Currently, Dominion Resources (D) is trading at an EV-to-EBITDA (enterprise value to earnings before interest, tax, depreciation, and amortization) multiple of 15.4x. Dominion Resources’s five-year historical EV-to-EBITDA average stands near 14x. US utilities’ (XLU) industry average is at 10.5x.
Dominion Resources appears to be trading at a premium compared to its historical average valuation and the industry average.
An EV-to-EBITDA ratio gives a comparative idea of a company’s valuation, regardless of its capital structure.
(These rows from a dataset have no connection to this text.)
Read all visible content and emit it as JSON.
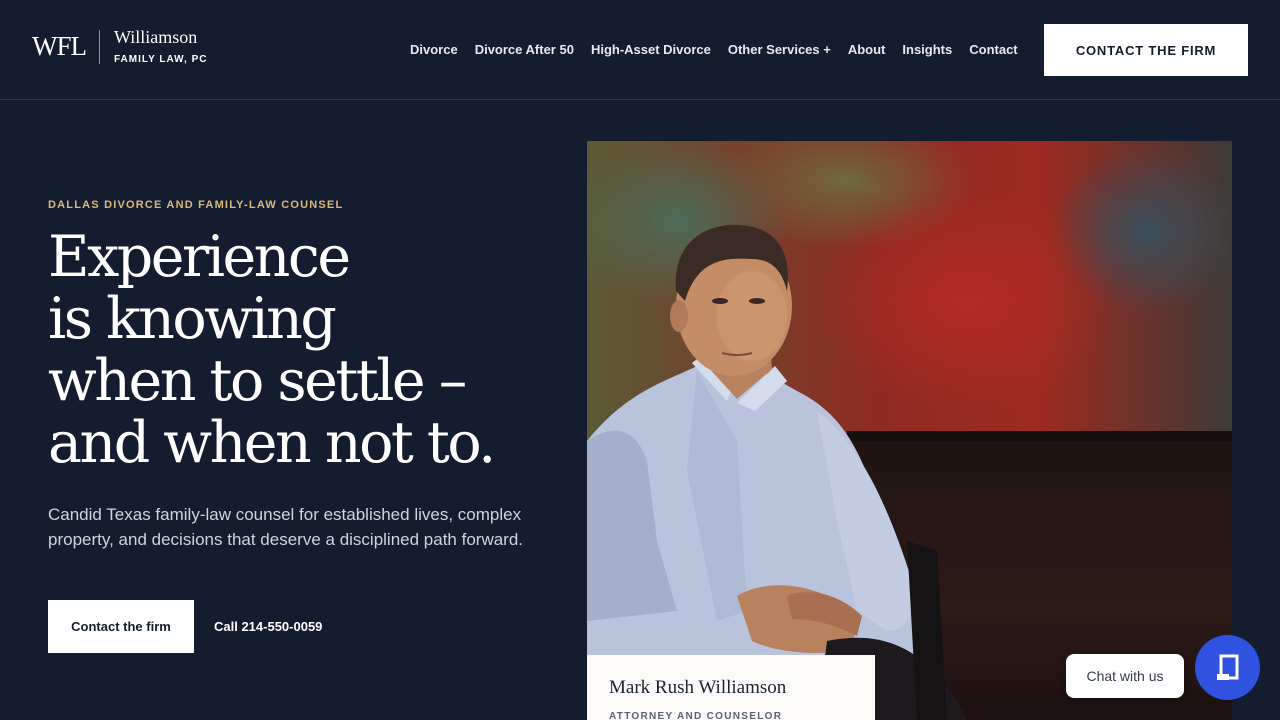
{
  "brand": {
    "mark": "WFL",
    "name": "Williamson",
    "sub": "FAMILY LAW, PC"
  },
  "nav": {
    "items": [
      {
        "label": "Divorce"
      },
      {
        "label": "Divorce After 50"
      },
      {
        "label": "High-Asset Divorce"
      },
      {
        "label": "Other Services +"
      },
      {
        "label": "About"
      },
      {
        "label": "Insights"
      },
      {
        "label": "Contact"
      }
    ],
    "cta_label": "CONTACT THE FIRM"
  },
  "hero": {
    "eyebrow": "DALLAS DIVORCE AND FAMILY-LAW COUNSEL",
    "headline_lines": [
      "Experience",
      "is knowing",
      "when to settle –",
      "and when not to."
    ],
    "lede": "Candid Texas family-law counsel for established lives, complex property, and decisions that deserve a disciplined path forward.",
    "primary_button": "Contact the firm",
    "call_link": "Call 214-550-0059"
  },
  "portrait": {
    "name": "Mark Rush Williamson",
    "role": "ATTORNEY AND COUNSELOR"
  },
  "chat": {
    "label": "Chat with us",
    "icon": "chat-icon"
  },
  "colors": {
    "background": "#141c2f",
    "accent": "#d9b97c",
    "chat": "#2f52e0"
  }
}
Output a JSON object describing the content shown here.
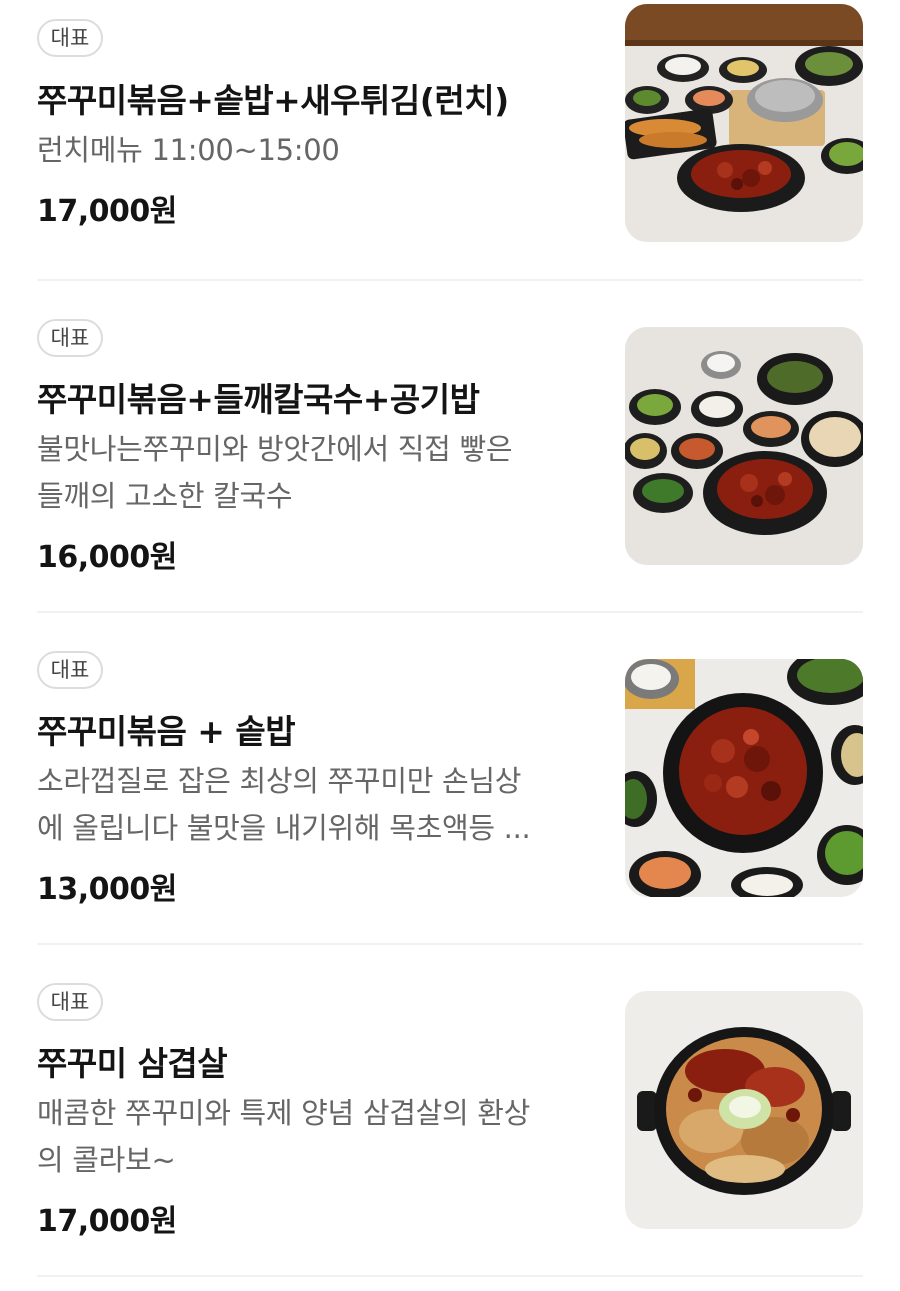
{
  "menu": {
    "items": [
      {
        "badge": "대표",
        "name": "쭈꾸미볶음+솥밥+새우튀김(런치)",
        "description": "런치메뉴 11:00~15:00",
        "price": "17,000원",
        "image_alt": "lunch-set-photo"
      },
      {
        "badge": "대표",
        "name": "쭈꾸미볶음+들깨칼국수+공기밥",
        "description_lines": [
          "불맛나는쭈꾸미와 방앗간에서 직접 빻은",
          "들깨의 고소한 칼국수"
        ],
        "price": "16,000원",
        "image_alt": "noodle-set-photo"
      },
      {
        "badge": "대표",
        "name": "쭈꾸미볶음 + 솥밥",
        "description_lines": [
          "소라껍질로 잡은 최상의 쭈꾸미만 손님상",
          "에 올립니다 불맛을 내기위해 목초액등 ..."
        ],
        "price": "13,000원",
        "image_alt": "stir-fry-set-photo"
      },
      {
        "badge": "대표",
        "name": "쭈꾸미 삼겹살",
        "description_lines": [
          "매콤한 쭈꾸미와 특제 양념 삼겹살의 환상",
          "의 콜라보~"
        ],
        "price": "17,000원",
        "image_alt": "pork-belly-pan-photo"
      }
    ]
  },
  "colors": {
    "badge_border": "#dcdcdc",
    "title": "#141414",
    "description": "#666666",
    "divider": "#f1f1f1",
    "sauce_red": "#8a1f10"
  }
}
EV is the combination of a company’s market capitalization and debt minus its cash holdings.
Currently, Duke Energy (DUK) and Southern Company (SO) are trading at valuation multiples of 10.2x and 12.0x, respectively. In comparison, renewables giant NextEra Energy (NEE) is trading at a multiple of 12.0x.
Among the large-cap electric utilities, Duke Energy appears to be the only utility that’s trading at a relatively fair valuation.
US utilities (XLU) appear to be trading at premiums based on PE (price-to-earnings) multiples. Dominion Resource’s PE multiple is beyond 21x. Historically, utilities have traded at a PE multiple of around 15x–16x. Currently, they’re above 20x. Duke Energy and Southern Company are trading at PE multiples near 20x.